The overhaul of US withholding tax legislation will have a dramatic impact on how US corporations raise funds abroad, as well as the way foreign investors invest in US securities. Writer Charlie Corbett

What is it?

The US Foreign Account Tax Compliance Act (FATCA).

A revamp of the US withholding tax system designed to clamp down on tax evasion and improper tax compliance. It will slap a new 30% withholding tax on foreign financial and non-financial institutions that refuse to identify US account holders and investors. It will apply even if US citizens hold only non-US bank and securities accounts.

Who dreamed it up?

The US federal government. President Barrack Obama signed the Hiring Incentives to Restore Employment Act in March 2010, of which FATCA is a part. It will become fully effective on January 1, 2013.

What are the main provisions?

To avoid the withholding tax, foreign financial institutions must enter into an agreement with the US to:

- Reveal all account holders who are US citizens.

- Comply with all verification and due diligence procedures the US authorities demand.

- Report annually to the Internal Revenue Service (IRS) the name, address and taxpayer identification number of each US account owner, the account number, the account balance or value and the gross receipts and withdrawals from the account.

- Comply with IRS requests for additional information.

What is in the small print?

The small print revolves around the IRS and US government's definition of a 'foreign financial institution'. FATCA requirements could extend to every type of foreign investment entity used in the investment management industry. This will include: any fund invested in US capital markets; any fund using an intermediary that has exposure to US capital markets; and any fund that might have a US taxpayer as an investor. It also incorporates the alternative investment industry.

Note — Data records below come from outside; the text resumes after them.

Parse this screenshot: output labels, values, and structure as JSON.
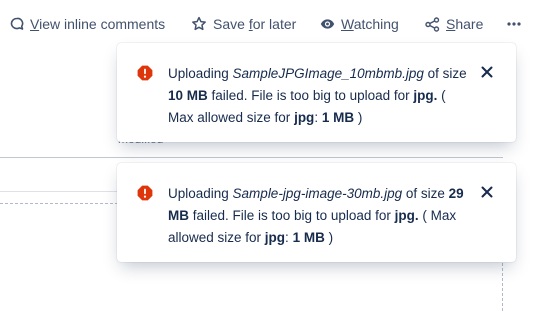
{
  "toolbar": {
    "comments": {
      "prefix": "",
      "underlined": "V",
      "rest": "iew inline comments",
      "icon": "speech-bubble-icon"
    },
    "save": {
      "prefix": "Save ",
      "underlined": "f",
      "rest": "or later",
      "icon": "star-icon"
    },
    "watching": {
      "prefix": "",
      "underlined": "W",
      "rest": "atching",
      "icon": "eye-icon"
    },
    "share": {
      "prefix": "",
      "underlined": "S",
      "rest": "hare",
      "icon": "share-icon"
    },
    "more_icon": "more-icon"
  },
  "background": {
    "partial_text": "modified"
  },
  "flags": [
    {
      "t1": "Uploading ",
      "filename": "SampleJPGImage_10mbmb.jpg",
      "t2": " of size ",
      "size": "10 MB",
      "t3": " failed. File is too big to upload for ",
      "ext": "jpg.",
      "t4": " ( Max allowed size for ",
      "ext2": "jpg",
      "t5": ": ",
      "max": "1 MB",
      "t6": " )"
    },
    {
      "t1": "Uploading ",
      "filename": "Sample-jpg-image-30mb.jpg",
      "t2": " of size ",
      "size": "29 MB",
      "t3": " failed. File is too big to upload for ",
      "ext": "jpg.",
      "t4": " ( Max allowed size for ",
      "ext2": "jpg",
      "t5": ": ",
      "max": "1 MB",
      "t6": " )"
    }
  ],
  "colors": {
    "error": "#de350b",
    "text": "#172b4d",
    "toolbar_text": "#42526e"
  }
}
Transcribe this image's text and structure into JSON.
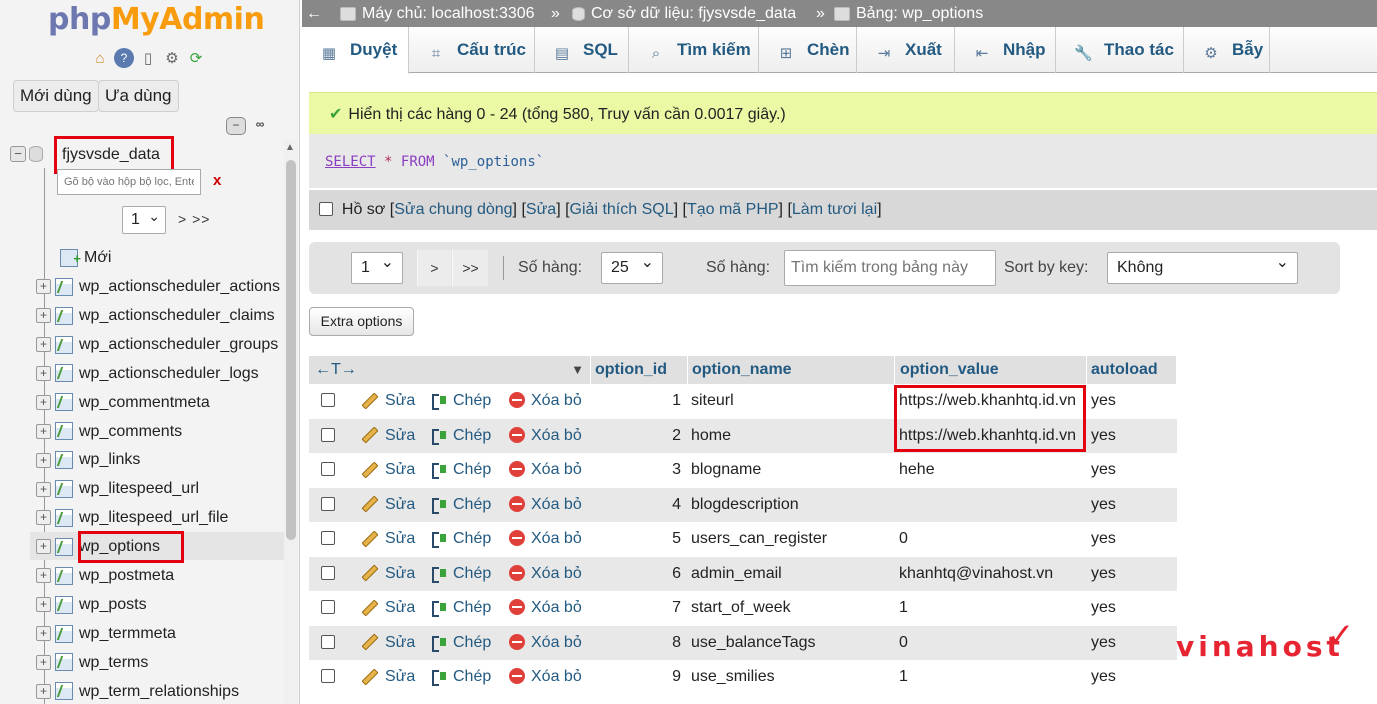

What does the industry say?

It is very hard to argue against a government that says it wants to create a fairer, more transparent tax framework. However, the sheer scope of the legislation has left money managers across the world deeply uneasy. "The current tax legislation in the US is onerous enough - this demand for complete transparency will make it far more onerous," says David Aldrich, head of alternative investment services, EMEA, at BNY Mellon in London. "It will catch everyone involved in managing money in the US and the alternative investment industry."

How much will it cost?

A 30% withholding tax will be applied to interest, dividends and securities sales proceeds made to non-US banks and brokers, unless they comply with the regulations. "You are going to have to operate on a much larger scale to justify the costs of the due diligence involved in complying to FATCA," says Mr Aldrich. "It will play into the hands of larger funds."

What do the regulators say?

Too many US citizens avoided paying tax using methods that were not transparent and which were partly to blame for causing the financial crisis. The US Joint Committee on Taxation estimates that FATCA would prevent the evasion of $8.5bn of taxes over the next 10 years.

The law of unintended consequences

FATCA will change the way US corporations raise funds abroad as well as the way foreign investors invest in US securities. "If enacted, FATCA will have a considerable effect on the operations of US and foreign hedge funds, private equity funds and venture capital funds, as well as their investors," says US law firm Pepper Hamilton. "It seems likely to result in over-withholding of tax and thus investors would have to file tax returns to obtain refunds." FATCA could also eliminate the ability of corporations to raise funds through the issuance of bearer bonds.

Could we live without it?

A resounding 'yes!' from the investment management community. It says this is yet another regulatory burden the industry does not need. US regulators will argue that FATCA is critical in avoiding future financial crises and for creating a fairer, more transparent system.